Un temps d'échange avec les aidants est aussi possible en ligne :
L’aide à domicile comme dernier lien social
Les personnes atteintes de la maladie d’Alzheimer ne résident pas toutes en Ehpad. Certaines habitent chez elles avec un aidant, souvent la deuxième personne du couple, ou même seules, accompagnées au quotidien par des aides-soignants.Laurence est aide à domicile à Nice. Depuis une dizaine d’années, elle s’occupe d’une dame âgée de 95 ans, aujourd’hui atteinte par Alzheimer. Elle ne semble pas vraiment bouleversée par le confinement et l’épidémie.
En général elle ne me reconnaît pas et elle ne sait pas quel jour on est, alors je pense qu’elle ne réalise pas du tout ce qui se passe. Ça fait de nombreuses années qu’elle vit hors du temps, explique Laurence.
Ce qui a changé pourtant, c’est l’absence de visite familiale. Depuis le début du confinement, la fille de cette nonagénaire ne peut plus venir la voir. Alors Laurence et les autres soignants qui s’occupent d’elle sont les seuls qui maintiennent un lien social.
Ici, le mètre de distance réglementaire n’est pas de rigueur.

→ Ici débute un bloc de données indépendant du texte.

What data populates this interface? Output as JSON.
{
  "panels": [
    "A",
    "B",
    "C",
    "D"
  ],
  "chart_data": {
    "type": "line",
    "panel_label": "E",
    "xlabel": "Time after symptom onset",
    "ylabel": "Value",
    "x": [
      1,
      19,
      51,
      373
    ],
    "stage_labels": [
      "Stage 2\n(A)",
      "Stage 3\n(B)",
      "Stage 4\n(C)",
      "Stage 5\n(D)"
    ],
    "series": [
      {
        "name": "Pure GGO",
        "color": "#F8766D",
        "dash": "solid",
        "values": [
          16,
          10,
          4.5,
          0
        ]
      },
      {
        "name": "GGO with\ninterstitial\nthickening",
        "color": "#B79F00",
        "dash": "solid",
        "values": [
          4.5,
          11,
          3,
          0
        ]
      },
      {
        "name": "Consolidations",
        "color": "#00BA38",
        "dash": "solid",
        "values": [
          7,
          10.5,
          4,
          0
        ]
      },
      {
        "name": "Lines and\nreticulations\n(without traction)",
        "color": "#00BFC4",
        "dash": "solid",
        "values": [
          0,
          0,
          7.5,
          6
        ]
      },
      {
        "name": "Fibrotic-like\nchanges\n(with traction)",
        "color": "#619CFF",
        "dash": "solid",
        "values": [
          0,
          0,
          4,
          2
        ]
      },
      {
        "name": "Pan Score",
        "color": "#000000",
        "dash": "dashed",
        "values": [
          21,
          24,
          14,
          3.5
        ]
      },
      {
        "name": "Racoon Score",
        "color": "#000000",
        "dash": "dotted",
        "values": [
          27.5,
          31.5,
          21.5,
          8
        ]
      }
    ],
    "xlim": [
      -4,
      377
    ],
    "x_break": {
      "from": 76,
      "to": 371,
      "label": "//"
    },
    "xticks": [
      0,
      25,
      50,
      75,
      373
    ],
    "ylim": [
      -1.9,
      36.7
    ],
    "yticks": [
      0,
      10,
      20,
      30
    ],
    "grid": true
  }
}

« Malgré les protections et les précautions, on reste proche de nos patients, même physiquement, précise Laurence. De toute façon on est obligé pour certains soins, mais au-delà de ça, c’est très important. Cette dame par exemple, elle aime beaucoup le contact.
Dès que je passe la porte de chez elle, elle me dit "venez vite me voir", souvent elle me prend la main. »
À domicile encore plus qu’en Ehpad, la stimulation apportée par les aidants est essentielle pour ces personnes isolées. « Comme cette dame adore manger, j’essayer de la stimuler quand je prépare le repas. Je lui parle de sa famille, j’essaye de faire travailler sa mémoire avec des photos », détaille l’aide à domicile.
Cette dame, je la vois depuis dix ans. Quoi qu’il arrive avec ce virus, je ne la laisserai jamais, elle a trop besoin de nous - Laurence.
Un réconfort quotidien et primordial, une évidence pour Laurence.